KAI, pengembang jet tempur KF-21 dalam negeri, Naver, dan cabang cloud-nya, Naver Cloud, menandatangani nota kesepahaman untuk kemitraan AI untuk bidang kedirgantaraan dan pertahanan di kantor pusat KAI di kota tenggara Sacheon pada hari Senin.
Sebagai bagian dari perjanjian tersebut, ketiga perusahaan tersebut akan menggabungkan teknologi AI dan komputasi awan milik Naver dengan keahlian dirgantara KAI dan kemampuan integrasi sistem pertahanan untuk mengembangkan model inti AI yang dioptimalkan untuk aplikasi pertahanan.
Mereka juga berencana untuk memperkuat kemampuan AI pertahanan negara, mengembangkan model AI yang dipatenkan, memajukan teknologi AI fisik, dan memperluas ekosistem AI pertahanan negara.
Sovereign AI mengacu pada sistem AI yang dikembangkan dan dioperasikan secara independen agar selaras dengan persyaratan data, bahasa, peraturan, dan keamanan suatu negara.

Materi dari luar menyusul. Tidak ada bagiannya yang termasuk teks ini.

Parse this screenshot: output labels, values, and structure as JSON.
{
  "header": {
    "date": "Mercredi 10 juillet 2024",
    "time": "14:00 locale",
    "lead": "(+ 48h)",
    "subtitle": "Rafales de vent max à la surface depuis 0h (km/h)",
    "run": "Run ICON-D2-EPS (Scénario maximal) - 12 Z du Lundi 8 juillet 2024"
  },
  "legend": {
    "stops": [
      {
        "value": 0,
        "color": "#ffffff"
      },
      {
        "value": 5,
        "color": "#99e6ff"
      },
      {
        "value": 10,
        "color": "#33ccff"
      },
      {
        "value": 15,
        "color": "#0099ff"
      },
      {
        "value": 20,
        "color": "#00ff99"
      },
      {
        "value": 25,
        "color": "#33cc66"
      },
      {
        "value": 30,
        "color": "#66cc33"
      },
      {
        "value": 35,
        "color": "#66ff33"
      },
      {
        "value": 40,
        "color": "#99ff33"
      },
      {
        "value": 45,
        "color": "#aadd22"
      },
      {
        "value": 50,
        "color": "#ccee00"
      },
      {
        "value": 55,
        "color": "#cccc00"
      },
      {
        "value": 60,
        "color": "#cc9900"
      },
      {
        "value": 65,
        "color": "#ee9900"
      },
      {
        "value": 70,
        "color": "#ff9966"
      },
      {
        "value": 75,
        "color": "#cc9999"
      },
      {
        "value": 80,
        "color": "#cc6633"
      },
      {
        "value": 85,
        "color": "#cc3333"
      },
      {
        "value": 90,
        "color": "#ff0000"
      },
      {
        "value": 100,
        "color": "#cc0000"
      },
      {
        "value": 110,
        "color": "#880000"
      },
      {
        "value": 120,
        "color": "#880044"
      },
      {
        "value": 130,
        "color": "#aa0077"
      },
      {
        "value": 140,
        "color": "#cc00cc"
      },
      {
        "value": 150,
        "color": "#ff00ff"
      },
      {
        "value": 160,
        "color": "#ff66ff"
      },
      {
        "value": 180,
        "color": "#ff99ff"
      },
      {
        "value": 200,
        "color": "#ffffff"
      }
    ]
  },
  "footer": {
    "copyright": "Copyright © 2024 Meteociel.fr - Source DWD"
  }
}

Area prioritas mencakup teknologi penerbangan otonom dan pelaksanaan misi untuk kendaraan udara tak berawak (UAV), serta platform AI untuk sistem tempur generasi berikutnya.
Perusahaan-perusahaan tersebut juga berencana untuk mengerjakan teknologi AI fisik, termasuk pilot AI dan platform drone otonom, dan mengintegrasikannya dengan sistem tempur udara generasi mendatang milik KAI, yang menghubungkan pesawat tempur berawak dan tak berawak, satelit, dan aset medan perang lainnya ke dalam jaringan tempur terpadu.